Yes. iRead can provide the strong base in foundational reading skills that students need in order to succeed in reading the texts they have selected and applying comprehension skills in a reading workshop setting. At the same time, iRead’s adaptive approach to foundational skills instruction is well suited for a reading workshop model, as it frees teachers to model comprehension strategies and guide students in applying those strategies to texts they read. The iRead instructional software can be easily incorporated into small-group rotations.
How can we use iRead’s small-group resources as part of our classroom ELA program?
The iRead Professional Guide models instructional routines for use in small groups. Online lesson plans expand on these suggestions in the context of specific learning targets. Additionally, HMH’s Groupinator offers suggestions for flexible reading groups based on where students are in the program’s Scope and Sequence.

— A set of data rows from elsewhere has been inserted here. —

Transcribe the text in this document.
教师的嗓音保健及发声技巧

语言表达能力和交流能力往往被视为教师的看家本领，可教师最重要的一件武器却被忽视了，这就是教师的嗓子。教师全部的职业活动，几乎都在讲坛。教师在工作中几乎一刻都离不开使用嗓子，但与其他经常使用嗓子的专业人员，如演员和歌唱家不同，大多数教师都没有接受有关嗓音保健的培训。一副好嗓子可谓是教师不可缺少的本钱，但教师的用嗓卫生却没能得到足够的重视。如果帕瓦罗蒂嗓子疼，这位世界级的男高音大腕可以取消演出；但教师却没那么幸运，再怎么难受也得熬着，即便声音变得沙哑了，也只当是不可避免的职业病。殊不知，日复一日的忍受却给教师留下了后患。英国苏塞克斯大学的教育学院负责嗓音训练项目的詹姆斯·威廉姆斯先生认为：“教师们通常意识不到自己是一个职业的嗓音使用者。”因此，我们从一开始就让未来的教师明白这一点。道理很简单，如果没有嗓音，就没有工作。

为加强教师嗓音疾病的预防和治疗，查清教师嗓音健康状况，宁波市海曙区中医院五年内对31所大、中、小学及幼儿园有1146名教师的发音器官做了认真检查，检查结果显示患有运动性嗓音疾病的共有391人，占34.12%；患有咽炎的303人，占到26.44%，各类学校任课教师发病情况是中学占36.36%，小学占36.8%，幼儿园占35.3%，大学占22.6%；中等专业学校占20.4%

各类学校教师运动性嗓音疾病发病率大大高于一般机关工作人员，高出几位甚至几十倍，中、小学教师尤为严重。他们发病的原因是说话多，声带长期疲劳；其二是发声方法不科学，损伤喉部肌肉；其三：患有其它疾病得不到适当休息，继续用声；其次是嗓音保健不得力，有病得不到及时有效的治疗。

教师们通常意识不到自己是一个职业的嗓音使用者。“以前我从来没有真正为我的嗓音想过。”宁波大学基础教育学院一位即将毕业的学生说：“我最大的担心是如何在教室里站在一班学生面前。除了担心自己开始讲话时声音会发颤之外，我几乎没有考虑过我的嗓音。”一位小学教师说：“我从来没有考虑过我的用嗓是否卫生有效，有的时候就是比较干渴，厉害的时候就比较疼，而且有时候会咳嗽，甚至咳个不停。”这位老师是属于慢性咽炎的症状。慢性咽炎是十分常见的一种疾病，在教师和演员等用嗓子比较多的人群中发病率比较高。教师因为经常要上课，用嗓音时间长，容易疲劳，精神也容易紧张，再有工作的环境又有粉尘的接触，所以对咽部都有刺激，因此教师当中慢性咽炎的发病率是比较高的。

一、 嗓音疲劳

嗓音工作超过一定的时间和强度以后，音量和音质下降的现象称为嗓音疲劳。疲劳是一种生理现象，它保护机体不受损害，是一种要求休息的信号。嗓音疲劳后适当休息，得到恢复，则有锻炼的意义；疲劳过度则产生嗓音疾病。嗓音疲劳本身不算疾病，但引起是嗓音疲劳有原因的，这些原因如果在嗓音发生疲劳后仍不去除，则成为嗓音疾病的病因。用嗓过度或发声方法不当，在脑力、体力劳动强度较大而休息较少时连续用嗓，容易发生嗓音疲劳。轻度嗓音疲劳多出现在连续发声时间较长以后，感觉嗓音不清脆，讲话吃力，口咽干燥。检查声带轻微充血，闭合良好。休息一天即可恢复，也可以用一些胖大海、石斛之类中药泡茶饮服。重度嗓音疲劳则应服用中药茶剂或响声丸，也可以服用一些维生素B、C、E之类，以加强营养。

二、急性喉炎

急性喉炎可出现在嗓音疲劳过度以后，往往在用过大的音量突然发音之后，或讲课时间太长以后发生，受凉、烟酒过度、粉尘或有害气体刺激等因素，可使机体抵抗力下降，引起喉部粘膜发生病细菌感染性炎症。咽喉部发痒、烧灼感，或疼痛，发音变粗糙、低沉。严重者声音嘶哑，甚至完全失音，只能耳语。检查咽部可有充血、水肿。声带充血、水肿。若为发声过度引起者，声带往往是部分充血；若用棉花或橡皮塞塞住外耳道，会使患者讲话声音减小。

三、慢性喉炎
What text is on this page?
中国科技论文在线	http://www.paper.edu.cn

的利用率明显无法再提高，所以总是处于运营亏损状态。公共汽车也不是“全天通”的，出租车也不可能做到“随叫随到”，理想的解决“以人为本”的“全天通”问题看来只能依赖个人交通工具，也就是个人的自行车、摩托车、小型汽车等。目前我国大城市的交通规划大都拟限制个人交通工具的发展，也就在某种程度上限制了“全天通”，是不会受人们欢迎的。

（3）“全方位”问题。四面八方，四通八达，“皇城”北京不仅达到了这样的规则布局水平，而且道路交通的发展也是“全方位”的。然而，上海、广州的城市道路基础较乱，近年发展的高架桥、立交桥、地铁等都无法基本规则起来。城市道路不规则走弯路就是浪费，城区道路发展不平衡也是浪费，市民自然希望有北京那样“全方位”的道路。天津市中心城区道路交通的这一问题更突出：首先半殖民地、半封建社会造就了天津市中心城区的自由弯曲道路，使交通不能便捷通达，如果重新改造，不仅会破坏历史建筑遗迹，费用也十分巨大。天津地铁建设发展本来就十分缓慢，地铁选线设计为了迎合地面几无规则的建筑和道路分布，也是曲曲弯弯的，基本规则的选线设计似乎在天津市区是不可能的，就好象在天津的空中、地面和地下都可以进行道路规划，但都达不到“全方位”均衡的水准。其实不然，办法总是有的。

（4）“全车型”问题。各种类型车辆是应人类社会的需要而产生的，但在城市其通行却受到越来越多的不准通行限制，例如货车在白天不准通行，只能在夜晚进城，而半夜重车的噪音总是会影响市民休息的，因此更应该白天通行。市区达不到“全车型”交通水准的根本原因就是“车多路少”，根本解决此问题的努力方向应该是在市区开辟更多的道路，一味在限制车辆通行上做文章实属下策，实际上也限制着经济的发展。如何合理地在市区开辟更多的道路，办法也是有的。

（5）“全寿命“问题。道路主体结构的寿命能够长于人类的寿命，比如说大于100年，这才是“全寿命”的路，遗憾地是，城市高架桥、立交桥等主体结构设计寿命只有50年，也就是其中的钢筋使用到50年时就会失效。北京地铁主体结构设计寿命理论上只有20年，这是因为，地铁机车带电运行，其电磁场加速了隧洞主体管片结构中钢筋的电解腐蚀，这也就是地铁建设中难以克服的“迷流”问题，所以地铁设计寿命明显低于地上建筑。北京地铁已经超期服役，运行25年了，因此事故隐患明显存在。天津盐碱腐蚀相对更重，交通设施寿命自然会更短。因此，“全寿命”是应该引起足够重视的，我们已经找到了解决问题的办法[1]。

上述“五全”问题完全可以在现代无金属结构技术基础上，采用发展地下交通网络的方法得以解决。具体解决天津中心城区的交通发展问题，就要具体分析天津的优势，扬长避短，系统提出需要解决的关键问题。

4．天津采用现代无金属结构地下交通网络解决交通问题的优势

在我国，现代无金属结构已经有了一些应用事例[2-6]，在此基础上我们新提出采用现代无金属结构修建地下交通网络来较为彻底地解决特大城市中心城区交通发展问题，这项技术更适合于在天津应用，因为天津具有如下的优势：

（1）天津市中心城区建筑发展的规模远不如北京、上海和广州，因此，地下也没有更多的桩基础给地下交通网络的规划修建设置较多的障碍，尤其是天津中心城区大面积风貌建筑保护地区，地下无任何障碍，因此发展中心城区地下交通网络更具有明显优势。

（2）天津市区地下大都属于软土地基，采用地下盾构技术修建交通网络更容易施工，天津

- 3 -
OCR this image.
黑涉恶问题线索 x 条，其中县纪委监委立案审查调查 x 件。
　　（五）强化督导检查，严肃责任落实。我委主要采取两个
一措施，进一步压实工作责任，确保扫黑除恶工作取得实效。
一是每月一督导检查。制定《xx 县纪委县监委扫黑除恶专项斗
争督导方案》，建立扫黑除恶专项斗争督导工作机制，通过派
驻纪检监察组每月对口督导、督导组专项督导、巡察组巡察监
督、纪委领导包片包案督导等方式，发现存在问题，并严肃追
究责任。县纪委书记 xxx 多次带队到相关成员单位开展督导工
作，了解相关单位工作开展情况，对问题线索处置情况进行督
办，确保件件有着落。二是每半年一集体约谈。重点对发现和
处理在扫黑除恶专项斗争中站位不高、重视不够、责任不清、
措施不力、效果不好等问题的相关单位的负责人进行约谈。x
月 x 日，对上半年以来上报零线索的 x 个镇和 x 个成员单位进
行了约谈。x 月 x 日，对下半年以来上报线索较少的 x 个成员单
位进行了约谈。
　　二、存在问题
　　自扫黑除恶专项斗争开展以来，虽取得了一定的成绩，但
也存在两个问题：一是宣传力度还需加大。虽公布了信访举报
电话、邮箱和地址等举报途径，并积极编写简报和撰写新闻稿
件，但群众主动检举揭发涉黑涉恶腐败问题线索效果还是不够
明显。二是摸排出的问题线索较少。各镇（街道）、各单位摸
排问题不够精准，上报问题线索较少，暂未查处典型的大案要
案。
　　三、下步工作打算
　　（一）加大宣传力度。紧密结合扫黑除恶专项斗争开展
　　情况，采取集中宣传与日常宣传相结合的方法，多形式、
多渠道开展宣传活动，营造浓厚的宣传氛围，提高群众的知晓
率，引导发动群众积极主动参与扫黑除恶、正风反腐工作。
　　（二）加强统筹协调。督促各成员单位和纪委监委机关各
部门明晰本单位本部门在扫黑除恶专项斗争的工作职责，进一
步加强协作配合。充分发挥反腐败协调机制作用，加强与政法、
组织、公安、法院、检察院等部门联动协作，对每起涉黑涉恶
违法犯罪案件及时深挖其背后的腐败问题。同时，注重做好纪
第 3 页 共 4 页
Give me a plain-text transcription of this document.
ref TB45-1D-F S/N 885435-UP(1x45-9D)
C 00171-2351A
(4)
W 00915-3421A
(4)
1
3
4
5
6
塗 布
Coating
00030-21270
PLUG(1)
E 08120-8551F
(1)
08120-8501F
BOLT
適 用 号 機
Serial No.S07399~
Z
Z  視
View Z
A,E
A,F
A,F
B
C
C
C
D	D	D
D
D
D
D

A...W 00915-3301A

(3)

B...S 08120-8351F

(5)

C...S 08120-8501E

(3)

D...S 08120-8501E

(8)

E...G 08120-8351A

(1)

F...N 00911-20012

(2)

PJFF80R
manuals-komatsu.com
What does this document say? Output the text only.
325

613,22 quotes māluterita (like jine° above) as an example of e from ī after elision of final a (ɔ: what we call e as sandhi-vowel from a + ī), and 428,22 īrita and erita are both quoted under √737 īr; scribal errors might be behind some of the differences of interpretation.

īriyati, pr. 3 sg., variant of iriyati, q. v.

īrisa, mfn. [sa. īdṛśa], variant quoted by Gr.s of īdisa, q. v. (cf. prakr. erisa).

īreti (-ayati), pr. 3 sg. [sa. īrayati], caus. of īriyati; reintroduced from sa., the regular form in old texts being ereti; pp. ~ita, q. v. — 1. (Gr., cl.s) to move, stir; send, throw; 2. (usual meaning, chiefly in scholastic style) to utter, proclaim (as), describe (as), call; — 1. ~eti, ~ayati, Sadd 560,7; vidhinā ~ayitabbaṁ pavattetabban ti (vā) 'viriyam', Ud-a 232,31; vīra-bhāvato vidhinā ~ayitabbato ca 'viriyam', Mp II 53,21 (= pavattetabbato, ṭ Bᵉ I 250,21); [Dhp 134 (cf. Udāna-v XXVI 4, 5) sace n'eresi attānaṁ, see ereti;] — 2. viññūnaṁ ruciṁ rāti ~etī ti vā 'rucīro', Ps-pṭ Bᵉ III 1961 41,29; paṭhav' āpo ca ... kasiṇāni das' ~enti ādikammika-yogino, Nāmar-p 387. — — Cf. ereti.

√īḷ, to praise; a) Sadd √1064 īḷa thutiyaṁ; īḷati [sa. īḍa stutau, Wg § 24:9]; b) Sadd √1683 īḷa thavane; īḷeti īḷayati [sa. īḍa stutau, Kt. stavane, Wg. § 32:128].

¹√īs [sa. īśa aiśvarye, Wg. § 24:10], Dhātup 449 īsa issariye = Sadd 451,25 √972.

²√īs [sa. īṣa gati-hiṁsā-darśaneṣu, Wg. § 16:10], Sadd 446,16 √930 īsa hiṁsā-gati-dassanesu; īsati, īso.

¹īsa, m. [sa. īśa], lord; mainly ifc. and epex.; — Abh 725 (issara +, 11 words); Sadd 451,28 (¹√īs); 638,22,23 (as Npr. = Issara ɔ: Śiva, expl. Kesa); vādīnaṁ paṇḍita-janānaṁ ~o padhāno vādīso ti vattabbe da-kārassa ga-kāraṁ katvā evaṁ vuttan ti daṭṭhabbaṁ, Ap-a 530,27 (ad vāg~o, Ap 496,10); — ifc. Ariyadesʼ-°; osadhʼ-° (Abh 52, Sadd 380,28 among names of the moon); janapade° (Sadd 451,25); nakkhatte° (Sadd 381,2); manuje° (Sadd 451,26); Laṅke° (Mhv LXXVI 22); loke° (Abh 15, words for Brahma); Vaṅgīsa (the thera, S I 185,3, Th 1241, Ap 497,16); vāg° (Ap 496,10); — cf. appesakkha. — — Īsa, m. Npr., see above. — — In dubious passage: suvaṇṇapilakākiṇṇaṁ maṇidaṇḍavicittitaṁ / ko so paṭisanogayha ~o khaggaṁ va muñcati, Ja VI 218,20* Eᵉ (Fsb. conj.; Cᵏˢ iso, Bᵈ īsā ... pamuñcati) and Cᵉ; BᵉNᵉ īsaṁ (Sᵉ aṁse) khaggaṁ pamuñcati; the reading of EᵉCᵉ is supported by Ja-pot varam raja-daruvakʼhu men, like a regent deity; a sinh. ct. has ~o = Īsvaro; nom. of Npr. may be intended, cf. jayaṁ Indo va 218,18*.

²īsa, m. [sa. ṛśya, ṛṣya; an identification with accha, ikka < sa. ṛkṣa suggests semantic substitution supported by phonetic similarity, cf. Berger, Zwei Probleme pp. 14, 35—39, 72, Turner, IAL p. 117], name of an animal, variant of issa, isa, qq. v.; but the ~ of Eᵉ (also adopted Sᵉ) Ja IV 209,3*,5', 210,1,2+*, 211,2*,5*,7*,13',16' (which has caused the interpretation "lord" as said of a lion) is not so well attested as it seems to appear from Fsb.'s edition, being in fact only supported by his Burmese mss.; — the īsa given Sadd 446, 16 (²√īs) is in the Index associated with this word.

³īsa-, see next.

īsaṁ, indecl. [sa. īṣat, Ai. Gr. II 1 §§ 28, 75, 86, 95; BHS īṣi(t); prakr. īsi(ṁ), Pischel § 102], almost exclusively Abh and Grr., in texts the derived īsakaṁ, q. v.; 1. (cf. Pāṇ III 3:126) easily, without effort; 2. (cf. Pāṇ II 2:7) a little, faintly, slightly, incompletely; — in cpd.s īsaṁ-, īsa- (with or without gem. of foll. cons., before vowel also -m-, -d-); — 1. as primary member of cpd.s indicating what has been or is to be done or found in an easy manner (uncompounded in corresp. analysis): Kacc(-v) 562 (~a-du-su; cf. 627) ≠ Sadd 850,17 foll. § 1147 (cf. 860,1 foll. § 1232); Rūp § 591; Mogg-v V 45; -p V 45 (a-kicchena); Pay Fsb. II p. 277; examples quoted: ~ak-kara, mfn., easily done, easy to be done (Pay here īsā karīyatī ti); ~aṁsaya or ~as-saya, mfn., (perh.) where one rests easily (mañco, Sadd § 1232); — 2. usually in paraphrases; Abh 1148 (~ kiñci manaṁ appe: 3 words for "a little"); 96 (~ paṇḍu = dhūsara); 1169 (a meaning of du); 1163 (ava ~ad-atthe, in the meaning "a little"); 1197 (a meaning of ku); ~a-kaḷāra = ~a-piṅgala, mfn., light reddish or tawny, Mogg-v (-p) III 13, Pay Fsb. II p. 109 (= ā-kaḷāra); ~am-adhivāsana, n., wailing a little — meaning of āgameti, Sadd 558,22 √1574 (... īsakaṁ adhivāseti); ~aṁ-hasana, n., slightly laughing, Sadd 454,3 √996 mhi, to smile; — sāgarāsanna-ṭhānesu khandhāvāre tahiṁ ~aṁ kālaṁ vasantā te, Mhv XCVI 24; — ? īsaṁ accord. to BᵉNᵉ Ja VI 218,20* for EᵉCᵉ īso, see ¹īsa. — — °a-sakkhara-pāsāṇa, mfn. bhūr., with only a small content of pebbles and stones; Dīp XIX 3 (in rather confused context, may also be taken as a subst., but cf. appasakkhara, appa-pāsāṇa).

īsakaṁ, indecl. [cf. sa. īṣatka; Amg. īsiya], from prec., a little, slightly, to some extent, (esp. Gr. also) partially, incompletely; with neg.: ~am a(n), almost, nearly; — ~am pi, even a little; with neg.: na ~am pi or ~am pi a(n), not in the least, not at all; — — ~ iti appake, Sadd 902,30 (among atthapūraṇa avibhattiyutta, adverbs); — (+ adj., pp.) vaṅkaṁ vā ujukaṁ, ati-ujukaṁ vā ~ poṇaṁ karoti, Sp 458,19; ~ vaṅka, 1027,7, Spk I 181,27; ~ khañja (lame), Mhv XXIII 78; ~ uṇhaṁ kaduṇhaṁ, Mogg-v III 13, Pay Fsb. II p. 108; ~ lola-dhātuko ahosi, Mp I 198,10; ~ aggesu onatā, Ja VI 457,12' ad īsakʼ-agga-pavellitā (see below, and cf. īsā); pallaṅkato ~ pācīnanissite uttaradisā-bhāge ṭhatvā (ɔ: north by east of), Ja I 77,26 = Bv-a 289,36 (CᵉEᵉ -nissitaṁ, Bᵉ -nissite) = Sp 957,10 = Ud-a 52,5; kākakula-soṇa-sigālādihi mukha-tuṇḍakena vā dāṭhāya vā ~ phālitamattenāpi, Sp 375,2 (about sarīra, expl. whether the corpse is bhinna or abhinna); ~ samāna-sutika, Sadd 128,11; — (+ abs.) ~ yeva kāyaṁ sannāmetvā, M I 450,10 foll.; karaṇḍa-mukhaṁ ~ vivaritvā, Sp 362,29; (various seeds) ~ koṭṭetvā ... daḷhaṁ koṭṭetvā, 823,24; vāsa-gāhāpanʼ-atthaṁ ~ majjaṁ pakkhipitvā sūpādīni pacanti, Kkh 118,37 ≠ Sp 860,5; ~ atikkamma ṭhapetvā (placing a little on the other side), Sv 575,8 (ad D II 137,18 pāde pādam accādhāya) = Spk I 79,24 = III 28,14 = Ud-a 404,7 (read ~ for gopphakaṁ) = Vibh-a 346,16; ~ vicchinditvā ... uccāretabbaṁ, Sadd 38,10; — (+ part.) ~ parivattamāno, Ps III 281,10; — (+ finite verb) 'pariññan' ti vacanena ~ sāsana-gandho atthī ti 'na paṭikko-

iRead is well suited to meet the research-based recommendations for Response to Intervention (RTI). First, the iRead Screener assesses students’ foundational early literacy skills and determines the appropriate placement within the instructional sequence based on individual performance data. Second, iRead provides Tier 1 RTI support through “differentiated reading instruction for all students based on assessments of students’ current reading level” (Gersten, et al., 2009, p. 6). Differentiation occurs both within the instructional software and through the use of iRead differentiated small-group lessons.
For students demonstrating risk for future reading difficulties, iRead can provide Tier 2 support. Specifically, students performing below grade-level can spend additional time on the instructional software, which provides intensive, systematic, and focused support on the specific areas where the student is struggling. In addition, teachers can use the iRead analytics feature to monitor student progress and performance on the instructional software and embedded assessments. Tier 2 support is also provided through the use of the Groupinator, which produces recommendations and resources for differentiated small-group instruction, based on iRead’s formative assessment data, for students with specific skill challenges.
Tier 3 RTI support is also available for Tier 2 students who do not make adequate progress with iRead. Students identified as needing Tier 3 support should spend the greatest amount of time on the instructional software. iRead analytics and the Groupinator provide the necessary supports and resources for individualized targeted Tier 3 interventions.
What resources are available to help us integrate iRead with our ELA program?
The Planning and Preparation section of the iRead Professional Guide provides specific scheduling suggestions for use with a variety of programs, together with more general suggestions for how to use iRead in multiple environments, such as pull-out programs, media centers/libraries, learning labs, and home use. In addition, HMH Implementation Consultants can help schools explore implementation options and recommend customizable solutions.
HMH’s iRead program utilizes the best research-based design to provide K–2 students with the kind of solid grounding in foundational skills that can prevent future reading difficulties, filling the gaps in many common reading programs. At the same time, its automated adaptive features help to ease the burden of intensive differentiated instruction on overworked teachers—freeing them to focus on other aspects of instruction. Whatever reading program is currently being used in the K–2 classroom, iRead has a vital role to play as an essential component in early literacy instruction.